With that direction and the additional light from the hall, Byleth quickly located the jacket. Claude wrapped up the small-talk with his usual finesse and they were on their way.
The jacket was deftly folded in on itself with the strings tied together and worn with confidence as a particularly shapeless shoulder bag. While she was dealing with that, Claude messaged someone on his phone one handed. The other was still holding her close as they headed for the entrance.
"Shamir's going to meet us out front with the car, if that works for you?"
"It will for now." Byleth agreed with a small smile.
"For now?" Raising a brow at her growing smile, Claude turned and looked at her with playful suspicion as they pushed through the crowd.
With both of them controlling their reactions so as to not cause a scene, it was probably better to tell him now rather than later.

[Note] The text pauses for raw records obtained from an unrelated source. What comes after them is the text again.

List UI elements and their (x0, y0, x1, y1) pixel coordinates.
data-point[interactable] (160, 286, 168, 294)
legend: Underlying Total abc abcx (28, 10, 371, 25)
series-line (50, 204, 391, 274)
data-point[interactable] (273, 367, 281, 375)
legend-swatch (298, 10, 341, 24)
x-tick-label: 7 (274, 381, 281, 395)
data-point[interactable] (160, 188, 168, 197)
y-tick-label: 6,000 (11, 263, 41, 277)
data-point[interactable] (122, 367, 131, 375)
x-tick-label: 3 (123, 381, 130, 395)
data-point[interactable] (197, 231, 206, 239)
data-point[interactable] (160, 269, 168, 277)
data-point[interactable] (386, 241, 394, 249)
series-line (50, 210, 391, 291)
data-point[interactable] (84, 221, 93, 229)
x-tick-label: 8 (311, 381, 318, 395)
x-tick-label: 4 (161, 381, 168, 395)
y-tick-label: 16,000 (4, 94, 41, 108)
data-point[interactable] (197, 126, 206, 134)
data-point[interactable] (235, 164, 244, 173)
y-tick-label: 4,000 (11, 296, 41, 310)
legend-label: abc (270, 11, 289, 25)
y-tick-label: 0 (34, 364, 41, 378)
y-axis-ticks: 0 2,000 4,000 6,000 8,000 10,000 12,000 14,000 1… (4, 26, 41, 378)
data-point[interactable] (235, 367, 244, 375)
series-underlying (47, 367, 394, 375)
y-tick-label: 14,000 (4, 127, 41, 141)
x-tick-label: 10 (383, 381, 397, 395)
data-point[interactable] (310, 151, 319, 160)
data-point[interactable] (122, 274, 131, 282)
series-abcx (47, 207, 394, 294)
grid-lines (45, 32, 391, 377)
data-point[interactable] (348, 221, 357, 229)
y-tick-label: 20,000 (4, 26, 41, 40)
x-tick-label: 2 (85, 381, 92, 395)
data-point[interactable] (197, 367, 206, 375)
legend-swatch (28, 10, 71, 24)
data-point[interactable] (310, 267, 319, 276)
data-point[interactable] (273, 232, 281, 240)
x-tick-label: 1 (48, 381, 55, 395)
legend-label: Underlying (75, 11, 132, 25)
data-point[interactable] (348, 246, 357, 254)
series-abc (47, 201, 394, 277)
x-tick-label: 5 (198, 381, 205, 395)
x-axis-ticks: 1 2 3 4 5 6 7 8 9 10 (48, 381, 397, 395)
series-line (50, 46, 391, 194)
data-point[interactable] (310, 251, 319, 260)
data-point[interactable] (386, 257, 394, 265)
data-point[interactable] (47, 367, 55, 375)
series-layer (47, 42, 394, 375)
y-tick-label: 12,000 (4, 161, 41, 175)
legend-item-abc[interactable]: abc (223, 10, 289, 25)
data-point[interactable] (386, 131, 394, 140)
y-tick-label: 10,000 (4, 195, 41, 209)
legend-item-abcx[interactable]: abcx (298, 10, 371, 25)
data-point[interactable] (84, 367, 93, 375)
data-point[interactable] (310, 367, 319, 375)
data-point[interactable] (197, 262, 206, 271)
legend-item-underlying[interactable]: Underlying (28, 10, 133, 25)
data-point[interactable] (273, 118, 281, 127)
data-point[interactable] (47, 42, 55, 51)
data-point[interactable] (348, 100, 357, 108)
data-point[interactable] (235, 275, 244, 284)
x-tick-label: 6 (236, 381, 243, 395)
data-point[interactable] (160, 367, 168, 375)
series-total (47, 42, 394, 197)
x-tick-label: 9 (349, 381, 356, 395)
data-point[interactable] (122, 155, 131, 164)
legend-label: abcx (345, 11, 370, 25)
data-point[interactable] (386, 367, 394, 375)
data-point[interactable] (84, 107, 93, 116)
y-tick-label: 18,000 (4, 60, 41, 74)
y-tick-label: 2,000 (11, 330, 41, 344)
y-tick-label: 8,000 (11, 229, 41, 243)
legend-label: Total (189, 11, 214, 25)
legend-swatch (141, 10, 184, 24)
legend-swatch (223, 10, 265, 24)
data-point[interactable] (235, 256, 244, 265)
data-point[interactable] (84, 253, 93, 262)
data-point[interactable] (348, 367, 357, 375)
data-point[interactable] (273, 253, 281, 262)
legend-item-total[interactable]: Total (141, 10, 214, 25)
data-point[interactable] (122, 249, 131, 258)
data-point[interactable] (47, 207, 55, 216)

"There's someone I'd like you to meet and it will require us going to them in the morning." She blinked up at him with a perfectly straight face before turning back to the crowds in front of them. Byleth watched him closely in her peripheral vision as she continued casually, "You could say I'm a lot more like my father than anyone expected."
They did attract a little attention on their way out when Claude bit his tongue so hard trying to stifle his response that it bled.